For these reasons I would encourage you to look into a controller that has cruise built in.
Just as an example... my Magic Pie internal controller has cruise that I use constantly and really enjoy.
It has a push button setpoint. Disengages with brakes applied. Disengages when the throttle is moved, or if the button is pushed again.
I've also seen controllers that will engage cruise after the throttle being held in the same position for a set amount of time.



Please answer the questions above... but yes it would seem that you need smaller resistors. The snippet from "the guide" below may shed some light.

As always you can use a variable pots to "dial in" the resistances needed and then replace them with a set value resistor after measuring what it's set too.
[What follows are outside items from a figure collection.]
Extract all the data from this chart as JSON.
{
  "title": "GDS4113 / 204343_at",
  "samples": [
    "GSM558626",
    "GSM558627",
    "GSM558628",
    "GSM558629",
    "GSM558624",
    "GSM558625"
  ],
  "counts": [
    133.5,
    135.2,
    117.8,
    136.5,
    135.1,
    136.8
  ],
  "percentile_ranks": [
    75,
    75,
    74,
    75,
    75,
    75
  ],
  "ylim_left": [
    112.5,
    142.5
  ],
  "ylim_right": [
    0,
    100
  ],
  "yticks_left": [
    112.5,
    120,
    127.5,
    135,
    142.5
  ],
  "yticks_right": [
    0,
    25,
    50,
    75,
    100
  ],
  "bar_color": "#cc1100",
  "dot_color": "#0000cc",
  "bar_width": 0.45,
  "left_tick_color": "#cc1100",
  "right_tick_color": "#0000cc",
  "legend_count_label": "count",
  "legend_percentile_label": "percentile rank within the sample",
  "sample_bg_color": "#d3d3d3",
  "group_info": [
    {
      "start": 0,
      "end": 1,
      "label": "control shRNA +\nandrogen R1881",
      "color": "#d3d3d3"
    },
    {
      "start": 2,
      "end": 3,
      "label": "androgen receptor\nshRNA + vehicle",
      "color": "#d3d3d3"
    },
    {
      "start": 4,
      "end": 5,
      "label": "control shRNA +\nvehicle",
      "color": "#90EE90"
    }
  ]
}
Much easier than shuffling resistors in and out.

A posted picture of a hand drawn schematic of your wiring with test points and voltages would be extremely helpful. :)



*****************************************************************************************************************************

Controller...


Provides the regulated 5 vdc input voltage for sensor operation. And receives the variable output voltage from the sensor to determine power output to the motor accordingly. The controller will also lock out motor operation if throttle sensor input is higher than 3.8 vdc (shorted output). Note some throttle manufactures may put a voltage drop resistor between 5 vdc+ and ground for the specific reason of making sure full voltage output stays below the controller lockout voltage. Lower than .4 vdc (open output, error code #2), or somewhere in the middle on power up (stuck throttle), which will automatically reset when the throttle is returned to the full off position. All to prevent unwanted or dangerous operation. These safeties are certainly welcome but may get in the way of throttle troubleshooting... be aware.

*****************************************************************************************************************************
I would love to buy better controllers with cruise control but I have 2 8T macs from eunorau on 2 bikes that have no label controllers. I cannot find any guide to suitable controllers that will handle the high electronic rpm except for baserunners which are pretty expensive here.
The cruise was just a luxury as I want to do long trips and have bought a second 20Ah battery for the rack.
I am mainly interested in giving a softer start to the throttle ( ordinary half twist hall ). I will do the resistor in the negative line mod. How does a voltage drop resistor raise the start voltage? Is the throttle a load? I'm trying to get my head around it.
thanks for your help
Paul
PS I will keep on experimenting.
A follow on: Put 1k resistor in black throttle wire- motor completely dead; took back out, everything normal. I think for the time being I'll quit while I'm ahead and go for a ride.